Années 1980: productivité et refonte du concept

Les années 1979-1982, particulièrement riches en nouvelles publications, témoignent de l’entrée du concept d’intertextualité dans sa phase de maturité. Les travaux de Michaël Riffaterre (La Production du texte , Seuil, 1979; « La Syllepse intertextuelle », in Poétique , no 40, Seuil, nov. 1979; « La Trace de l’intertexte », in La Pensée , Paris, oct. 1979; Sémiotique de la poésie , Seuil, 1982) occupent incontestablement une position dominante dans ce secteur de la recherche critique. On y voit se définir une conception hyperextensive du concept: « L’intertexte est la perception, par le lecteur, de rapports entre une œuvre et d’autres qui l’ont précédée ou suivie », et la démarche de Riffaterre conduit – au moins en principe – à identifier résolument intertextualité et littérarité: « L’intertextualité est [...] le mécanisme propre à la lecture littéraire. Elle seule, en effet, produit la signifiance, alors que la lecture linéaire, commune aux textes littéraires et non littéraires, ne produit que le sens. » Mais, comme le souligne Gérard Genette, qui cite ces définitions dans Palimpsestes , « cette extension de principe s’accompagne d’une restriction de fait, car les rapports étudiés par Riffaterre sont toujours de l’ordre des microstructures sémantico-stylistiques, à l’échelle de la phrase, du fragment ou du texte bref, généralement poétique. La «trace» intertextuelle selon Riffaterre est donc davantage (comme l’allusion) de l’ordre de la figure ponctuelle (du détail) que de l’œuvre considérée dans sa structure d’ensemble ». En effet, en dépit de certaines formulations très hégémoniques du concept d’intertextualité, les recherches foisonnantes de Riffaterre (sur Baudelaire, Breton, Desnos, Du Bellay, Eluard, Gautier, Gracq, Hugo, Leiris, Mallarmé, Ponge...) se caractérisent par la mise en œuvre d’un dispositif sémiotique centré sur l’élucidation de phénomènes intertextuels très circonscrits. L’ensemble de ces analyses est bien donné pour représentatif d’un nouveau mode de lecture où se révélerait l’énigme même de la littérarité et où le texte prendrait pleinement sa signifiance, mais en pratique le concept d’intertextualité est utilisé par Riffaterre dans les limites d’une instrumentalité stylistique et sémiotique qui reconduit les hypothèses formulées par Kristeva en les lestant d’une riche et pleine expérience des textes.

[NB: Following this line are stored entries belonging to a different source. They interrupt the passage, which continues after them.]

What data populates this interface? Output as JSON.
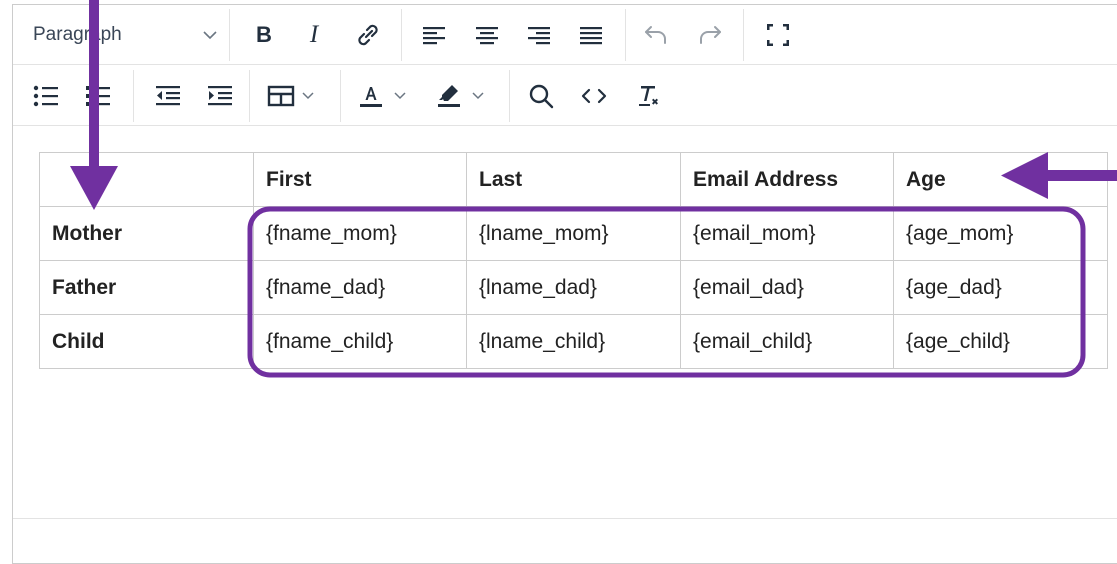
{
  "toolbar": {
    "block_format": "Paragraph",
    "bold_label": "B",
    "italic_label": "I"
  },
  "icons": {
    "row1": [
      "bold-icon",
      "italic-icon",
      "link-icon",
      "align-left-icon",
      "align-center-icon",
      "align-right-icon",
      "justify-icon",
      "undo-icon",
      "redo-icon",
      "fullscreen-icon"
    ],
    "row2": [
      "bullet-list-icon",
      "numbered-list-icon",
      "outdent-icon",
      "indent-icon",
      "table-icon",
      "text-color-icon",
      "highlight-icon",
      "search-icon",
      "code-icon",
      "clear-formatting-icon"
    ]
  },
  "colors": {
    "annotation": "#7030a0",
    "text_color_bar": "#222f3e",
    "highlight_bar": "#222f3e"
  },
  "table": {
    "headers": [
      "",
      "First",
      "Last",
      "Email Address",
      "Age"
    ],
    "rows": [
      {
        "label": "Mother",
        "cells": [
          "{fname_mom}",
          "{lname_mom}",
          "{email_mom}",
          "{age_mom}"
        ]
      },
      {
        "label": "Father",
        "cells": [
          "{fname_dad}",
          "{lname_dad}",
          "{email_dad}",
          "{age_dad}"
        ]
      },
      {
        "label": "Child",
        "cells": [
          "{fname_child}",
          "{lname_child}",
          "{email_child}",
          "{age_child}"
        ]
      }
    ]
  }
}
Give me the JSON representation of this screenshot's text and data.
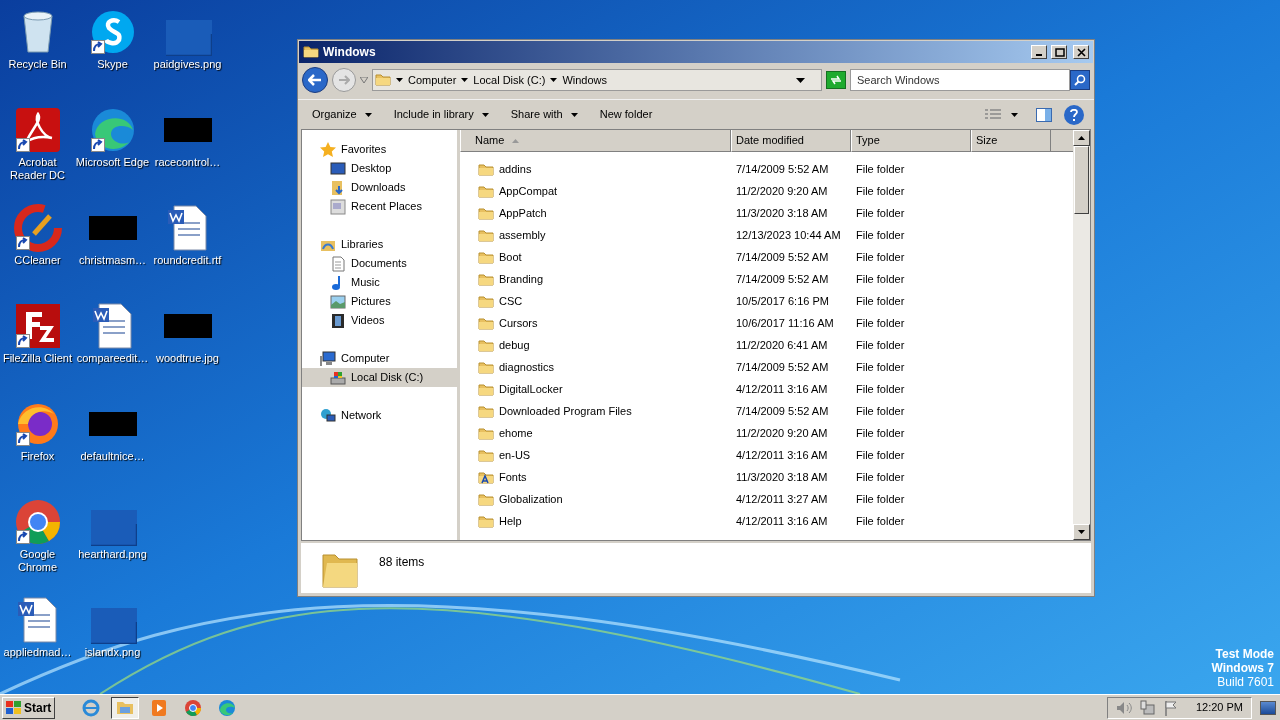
{
  "desktop_icons": [
    {
      "label": "Recycle Bin",
      "kind": "recycle",
      "shortcut": false
    },
    {
      "label": "Acrobat Reader DC",
      "kind": "acrobat",
      "shortcut": true
    },
    {
      "label": "CCleaner",
      "kind": "ccleaner",
      "shortcut": true
    },
    {
      "label": "FileZilla Client",
      "kind": "filezilla",
      "shortcut": true
    },
    {
      "label": "Firefox",
      "kind": "firefox",
      "shortcut": true
    },
    {
      "label": "Google Chrome",
      "kind": "chrome",
      "shortcut": true
    },
    {
      "label": "appliedmad…",
      "kind": "word",
      "shortcut": false
    },
    {
      "label": "Skype",
      "kind": "skype",
      "shortcut": true
    },
    {
      "label": "Microsoft Edge",
      "kind": "edge",
      "shortcut": true
    },
    {
      "label": "christmasm…",
      "kind": "dark",
      "shortcut": false
    },
    {
      "label": "compareedit…",
      "kind": "word",
      "shortcut": false
    },
    {
      "label": "defaultnice…",
      "kind": "dark",
      "shortcut": false
    },
    {
      "label": "hearthard.png",
      "kind": "blank",
      "shortcut": false
    },
    {
      "label": "islandx.png",
      "kind": "blank",
      "shortcut": false
    },
    {
      "label": "paidgives.png",
      "kind": "blank",
      "shortcut": false
    },
    {
      "label": "racecontrol…",
      "kind": "dark",
      "shortcut": false
    },
    {
      "label": "roundcredit.rtf",
      "kind": "word",
      "shortcut": false
    },
    {
      "label": "woodtrue.jpg",
      "kind": "dark",
      "shortcut": false
    }
  ],
  "window": {
    "title": "Windows",
    "breadcrumb": [
      "Computer",
      "Local Disk (C:)",
      "Windows"
    ],
    "search": {
      "placeholder": "Search Windows"
    },
    "toolbar": [
      {
        "label": "Organize",
        "menu": true
      },
      {
        "label": "Include in library",
        "menu": true
      },
      {
        "label": "Share with",
        "menu": true
      },
      {
        "label": "New folder",
        "menu": false
      }
    ],
    "nav": [
      {
        "label": "Favorites",
        "kind": "star",
        "selected": false,
        "children": [
          {
            "label": "Desktop",
            "kind": "desktop",
            "selected": false
          },
          {
            "label": "Downloads",
            "kind": "downloads",
            "selected": false
          },
          {
            "label": "Recent Places",
            "kind": "recent",
            "selected": false
          }
        ]
      },
      {
        "label": "Libraries",
        "kind": "libraries",
        "selected": false,
        "children": [
          {
            "label": "Documents",
            "kind": "documents",
            "selected": false
          },
          {
            "label": "Music",
            "kind": "music",
            "selected": false
          },
          {
            "label": "Pictures",
            "kind": "pictures",
            "selected": false
          },
          {
            "label": "Videos",
            "kind": "videos",
            "selected": false
          }
        ]
      },
      {
        "label": "Computer",
        "kind": "computer",
        "selected": false,
        "children": [
          {
            "label": "Local Disk (C:)",
            "kind": "disk",
            "selected": true
          }
        ]
      },
      {
        "label": "Network",
        "kind": "network",
        "selected": false
      }
    ],
    "columns": [
      {
        "label": "Name",
        "sorted": true
      },
      {
        "label": "Date modified",
        "sorted": false
      },
      {
        "label": "Type",
        "sorted": false
      },
      {
        "label": "Size",
        "sorted": false
      }
    ],
    "files": [
      {
        "name": "addins",
        "date": "7/14/2009 5:52 AM",
        "type": "File folder",
        "kind": "folder"
      },
      {
        "name": "AppCompat",
        "date": "11/2/2020 9:20 AM",
        "type": "File folder",
        "kind": "folder"
      },
      {
        "name": "AppPatch",
        "date": "11/3/2020 3:18 AM",
        "type": "File folder",
        "kind": "folder"
      },
      {
        "name": "assembly",
        "date": "12/13/2023 10:44 AM",
        "type": "File folder",
        "kind": "folder"
      },
      {
        "name": "Boot",
        "date": "7/14/2009 5:52 AM",
        "type": "File folder",
        "kind": "folder"
      },
      {
        "name": "Branding",
        "date": "7/14/2009 5:52 AM",
        "type": "File folder",
        "kind": "folder"
      },
      {
        "name": "CSC",
        "date": "10/5/2017 6:16 PM",
        "type": "File folder",
        "kind": "folder"
      },
      {
        "name": "Cursors",
        "date": "10/6/2017 11:16 AM",
        "type": "File folder",
        "kind": "folder"
      },
      {
        "name": "debug",
        "date": "11/2/2020 6:41 AM",
        "type": "File folder",
        "kind": "folder"
      },
      {
        "name": "diagnostics",
        "date": "7/14/2009 5:52 AM",
        "type": "File folder",
        "kind": "folder"
      },
      {
        "name": "DigitalLocker",
        "date": "4/12/2011 3:16 AM",
        "type": "File folder",
        "kind": "folder"
      },
      {
        "name": "Downloaded Program Files",
        "date": "7/14/2009 5:52 AM",
        "type": "File folder",
        "kind": "folder"
      },
      {
        "name": "ehome",
        "date": "11/2/2020 9:20 AM",
        "type": "File folder",
        "kind": "folder"
      },
      {
        "name": "en-US",
        "date": "4/12/2011 3:16 AM",
        "type": "File folder",
        "kind": "folder"
      },
      {
        "name": "Fonts",
        "date": "11/3/2020 3:18 AM",
        "type": "File folder",
        "kind": "fonts"
      },
      {
        "name": "Globalization",
        "date": "4/12/2011 3:27 AM",
        "type": "File folder",
        "kind": "folder"
      },
      {
        "name": "Help",
        "date": "4/12/2011 3:16 AM",
        "type": "File folder",
        "kind": "folder"
      }
    ],
    "details": {
      "count": "88 items"
    }
  },
  "desktop_notice": [
    "Test Mode",
    "Windows 7",
    "Build 7601"
  ],
  "taskbar": {
    "start": "Start",
    "apps": [
      {
        "kind": "ie",
        "selected": false
      },
      {
        "kind": "explorer",
        "selected": true
      },
      {
        "kind": "media",
        "selected": false
      },
      {
        "kind": "chrome",
        "selected": false
      },
      {
        "kind": "edge",
        "selected": false
      }
    ],
    "clock": "12:20 PM"
  }
}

La seconde importante contribution du début des années 1980 fut l’ouvrage d’Antoine Compagnon, commencé vers 1975 et publié en 1979, La Seconde Main ou le Travail de la citation (Seuil), qui donnait pour la première fois une vaste étude systématique de la pratique intertextuelle de la citation. Conçue comme « répétition d’une unité de discours dans un autre discours », la citation est la reproduction d’un énoncé (le texte cité) qui se trouve extrait d’un texte origine (texte 1) pour être introduit dans un texte d’accueil (texte 2). Si cet énoncé proprement dit reste lui-même inchangé du point de vue de son signifiant, le déplacement qu’il subit modifie son signifié, produit une valeur neuve et entraîne une transformation qui affecte tout à la fois le signifié du texte cité et le texte d’accueil où il se réinsère. En systématisant cette description du processus citationnel, Antoine Compagnon propose de penser ce processus comme modèle de l’écriture littéraire qui serait structurellement aux prises avec la même exigence transformationnelle et combinatoire: « Le travail de l’écriture est une récriture dès lors qu’il s’agit de convertir des éléments séparés et discontinus en un tout continu et cohérent [...] toute écriture est collage et glose, citation et commentaire. » Saisie dans sa nature hybride (à la fois lecture et écriture), la citation est ainsi posée comme ce cas de figure intertextuel par lequel se révélerait un processus beaucoup plus profond dont il ne serait lui-même qu’un effet remarquable: le travail de l’écriture, l’énergie qui circule dans cette structure mobile.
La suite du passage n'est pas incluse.